- Outfielder
- Born: January 4, 1887 London, United Kingdom
- Died: November 15, 1959 (aged 72) Springfield, Massachusetts
- Batted: LeftThrew: Left

MLB debut
- September 28, 1912, for the New York Highlanders

Last MLB appearance
- October 5, 1912, for the New York Highlanders

MLB statistics
- Batting average: .185
- Home runs: 0
- RBIs: 0
- Stats at Baseball Reference

Teams
- New York Highlanders (1912);

= Klondike Smith =

English baseball player (1887-1959)

Armstrong Frederick "Klondike" Smith (January 4, 1887 – November 15, 1959) was an English born Major League Baseball outfielder. He started the last seven games of the 1912 season for the New York Highlanders, who were 50–102 and finished in last place in the American League. The 25-year-old rookie was a native of London.

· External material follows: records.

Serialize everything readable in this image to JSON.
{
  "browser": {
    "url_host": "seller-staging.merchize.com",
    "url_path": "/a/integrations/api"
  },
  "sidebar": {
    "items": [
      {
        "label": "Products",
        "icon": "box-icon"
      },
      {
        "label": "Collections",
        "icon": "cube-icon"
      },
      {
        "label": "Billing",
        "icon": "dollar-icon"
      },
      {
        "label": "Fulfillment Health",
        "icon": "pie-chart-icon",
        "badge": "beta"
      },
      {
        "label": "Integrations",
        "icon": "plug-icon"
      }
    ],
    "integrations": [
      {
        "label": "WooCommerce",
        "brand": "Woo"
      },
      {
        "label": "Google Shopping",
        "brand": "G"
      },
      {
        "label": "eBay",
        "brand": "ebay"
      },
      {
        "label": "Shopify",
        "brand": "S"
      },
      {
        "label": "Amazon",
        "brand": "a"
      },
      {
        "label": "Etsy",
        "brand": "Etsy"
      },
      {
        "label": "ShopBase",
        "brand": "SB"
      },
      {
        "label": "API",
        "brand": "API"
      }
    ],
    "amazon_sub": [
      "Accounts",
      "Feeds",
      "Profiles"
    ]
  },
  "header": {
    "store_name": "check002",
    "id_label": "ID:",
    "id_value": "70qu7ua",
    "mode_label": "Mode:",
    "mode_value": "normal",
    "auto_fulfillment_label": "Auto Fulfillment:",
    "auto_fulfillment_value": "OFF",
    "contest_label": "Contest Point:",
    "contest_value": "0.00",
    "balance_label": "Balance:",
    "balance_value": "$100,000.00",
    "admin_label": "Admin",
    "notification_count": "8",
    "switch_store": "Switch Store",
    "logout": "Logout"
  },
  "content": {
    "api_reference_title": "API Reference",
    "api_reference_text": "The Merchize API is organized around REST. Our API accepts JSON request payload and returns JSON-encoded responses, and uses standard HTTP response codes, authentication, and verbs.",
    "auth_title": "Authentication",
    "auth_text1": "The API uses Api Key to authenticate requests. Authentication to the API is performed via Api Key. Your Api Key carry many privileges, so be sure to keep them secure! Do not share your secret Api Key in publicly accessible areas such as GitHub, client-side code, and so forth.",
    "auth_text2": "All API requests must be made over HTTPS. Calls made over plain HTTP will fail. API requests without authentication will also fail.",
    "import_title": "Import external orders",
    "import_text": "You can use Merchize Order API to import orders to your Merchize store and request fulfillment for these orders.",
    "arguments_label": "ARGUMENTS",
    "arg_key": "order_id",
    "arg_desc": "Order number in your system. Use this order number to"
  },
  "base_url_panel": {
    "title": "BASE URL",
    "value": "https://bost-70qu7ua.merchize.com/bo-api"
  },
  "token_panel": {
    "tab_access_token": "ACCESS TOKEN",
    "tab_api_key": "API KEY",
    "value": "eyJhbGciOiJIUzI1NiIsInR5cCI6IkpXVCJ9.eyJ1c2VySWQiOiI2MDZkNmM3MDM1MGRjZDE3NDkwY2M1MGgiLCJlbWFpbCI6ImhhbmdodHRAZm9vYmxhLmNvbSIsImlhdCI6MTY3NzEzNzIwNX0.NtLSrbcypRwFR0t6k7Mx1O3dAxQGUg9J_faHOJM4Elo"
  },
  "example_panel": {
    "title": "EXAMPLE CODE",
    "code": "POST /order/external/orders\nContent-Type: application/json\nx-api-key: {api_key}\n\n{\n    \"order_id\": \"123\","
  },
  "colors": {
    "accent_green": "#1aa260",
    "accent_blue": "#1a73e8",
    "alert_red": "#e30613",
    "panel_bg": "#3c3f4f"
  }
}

Smith made his major league debut in a September 28 double-header against the Philadelphia Athletics at Shibe Park. His last appearance was on October 5 in a home game against the Washington Senators at Hilltop Park. That was the only game the Highlanders won while Smith was in the lineup.

During his brief time in the big leagues he was 5-for-27 (.185) with one double and one stolen base. In the field he recorded ten putouts and made no errors.

Smith died at the age of 72 of a heart attack while visiting friends in Springfield, Massachusetts. He is buried in Lawrence, Massachusetts.